= Baldrick Buckle =

British artist and sculptor

Baldrick Buckle (born 1972) is a British-born artist and sculptor. Officially a resident of the Netherlands, Buckle owns an apartment and studio complex in the Bijlmer district of Amsterdam but has spent almost all of the last decade in America, Australia, Japan and Singapore.

== Work ==

Often socially or politically motivated, Buckle's sculptures and installations capture an ironic view and disillusionment with hegemonic culture systems and globalisation. By using common objects and images with which to illustrate his point, Buckle's work is deliberately accessible. This has on occasion led to criticisms of one-dimensionality and populism.

Buckle's shows include Bread & Work! (Oude Kerk, Amsterdam, January 2007) and Pieces (Europlaza, Pakhuis De Zwijger, Amsterdam, May 2007) both of which were covered by the Dutch national newspapers NRC Handelsblad and De Telegraaf. A version of Pieces that included a car, a caravan, a gin & tonic bar and a market stall was also commissioned and exhibited by the organisers of the Art Car Boot Fair 2007, held in London's Brick Lane. The installation was extensively captured on BBC Collective and was also used as the backdrop to a Richard & Judy television feature on the event.

Buckle was awarded first prize at the Berlage Fund in July 2007. and is one of the only non-RCA graduates to ever exhibit at the RCA Secret exhibition, held in London at the end of each year.

In July 2011 Buckle set off from the northern tip of Scotland to walk the length of mainland Great Britain.
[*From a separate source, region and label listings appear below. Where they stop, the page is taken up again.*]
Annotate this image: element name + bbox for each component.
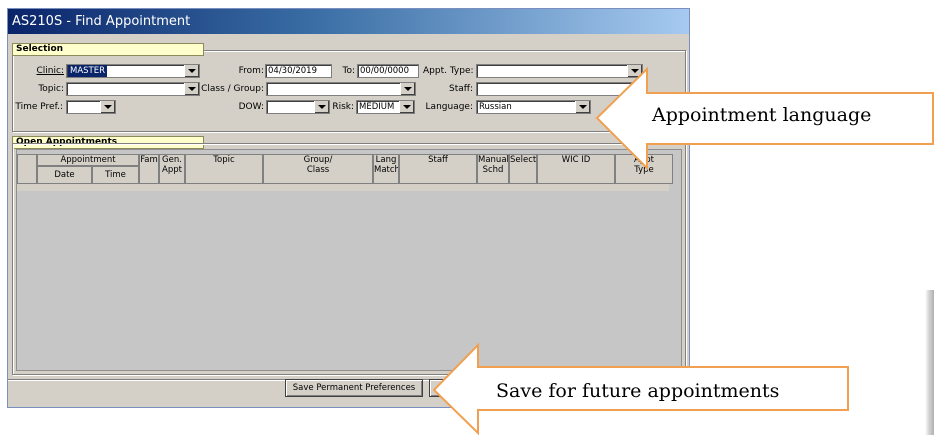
clinic-label: Clinic: — [36, 66, 64, 76]
chevron-down-icon[interactable] — [100, 101, 115, 113]
language-label: Language: — [425, 102, 473, 112]
selection-label: Selection — [12, 43, 204, 56]
col-blank — [17, 154, 37, 184]
col-time: Time — [92, 166, 139, 184]
dow-label: DOW: — [238, 102, 264, 112]
page-edge-shadow — [925, 290, 934, 435]
window-title: AS210S - Find Appointment — [8, 9, 689, 34]
col-topic: Topic — [185, 154, 263, 184]
to-label: To: — [342, 66, 355, 76]
col-manual-schd: Manual Schd — [477, 154, 509, 184]
col-staff: Staff — [399, 154, 477, 184]
save-callout-text: Save for future appointments — [496, 380, 780, 402]
appt-type-label: Appt. Type: — [423, 66, 474, 76]
chevron-down-icon[interactable] — [399, 101, 414, 113]
language-callout-text: Appointment language — [652, 104, 872, 126]
clinic-select[interactable]: MASTER — [66, 64, 200, 78]
chevron-down-icon[interactable] — [184, 65, 199, 77]
time-pref-select[interactable] — [66, 100, 116, 114]
risk-label: Risk: — [332, 102, 354, 112]
chevron-down-icon[interactable] — [314, 101, 329, 113]
topic-select[interactable] — [66, 82, 200, 96]
from-date-input[interactable]: 04/30/2019 — [265, 64, 332, 78]
appointments-grid-header: Appointment Date Time Fam Gen. Appt Topi… — [17, 154, 673, 191]
col-lang-match: Lang Match — [373, 154, 399, 184]
col-date: Date — [37, 166, 92, 184]
staff-label: Staff: — [449, 84, 473, 94]
col-select: Select — [509, 154, 537, 184]
col-gen-appt: Gen. Appt — [159, 154, 185, 184]
to-date-input[interactable]: 00/00/0000 — [357, 64, 419, 78]
chevron-down-icon[interactable] — [184, 83, 199, 95]
dow-select[interactable] — [266, 100, 330, 114]
class-group-select[interactable] — [266, 82, 416, 96]
class-group-label: Class / Group: — [201, 84, 264, 94]
topic-label: Topic: — [38, 84, 64, 94]
chevron-down-icon[interactable] — [400, 83, 415, 95]
language-select[interactable]: Russian — [476, 100, 591, 114]
from-label: From: — [238, 66, 264, 76]
chevron-down-icon[interactable] — [575, 101, 590, 113]
col-appointment: Appointment — [37, 154, 139, 166]
col-fam: Fam — [139, 154, 159, 184]
time-pref-label: Time Pref.: — [15, 102, 63, 112]
col-group-class: Group/ Class — [263, 154, 373, 184]
risk-select[interactable]: MEDIUM — [356, 100, 415, 114]
save-permanent-preferences-button[interactable]: Save Permanent Preferences — [285, 379, 423, 397]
The journey was documented via a solar powered smart phone.

After winning the 2016 European sand sculpture championship in Zandvoort aan Zee, Buckle was subsequently crowned world champion in 2018 in the Hague, Netherlands.

== Life ==

Born in Leeds, Yorkshire, Buckle completed a foundation year in art and design at the Jacob Kramer College of Art before spending 9 years travelling across Europe in 'Bertha', a 7.5 ton ex British Army truck. Entirely financed through pavement art (large pastel replicas), the manufacture of handicrafts, impromptu and wild performances (often of music) and 'general ingenuity'.

Bertha came to rest in Amsterdam in 1997 where Buckle co-founded the Dutch sand sculpture collective 'Sandaholics Anonymous'. During this period Buckle organized several other collaborations including a successful attempt to 'sell sand to the Arabs', by negotiating a commission from the government of Abu Dhabi to construct the largest sand sculpture ever built in the Middle East (2001) and a year later he worked with the Football Association of Iraq to bust pre-war trade sanctions by remanufacturing and selling the official replica strip of the Iraqi national team as a fund raising and publicity campaign against the planned invasion (2002).

In 2002 Buckle used the proceeds from the sale of his 50% share of Sandaholics Anonymous to fund a return to academia. He graduated from the Gerrit Rietveld Art Academy in July 2007 with a degree in fine art.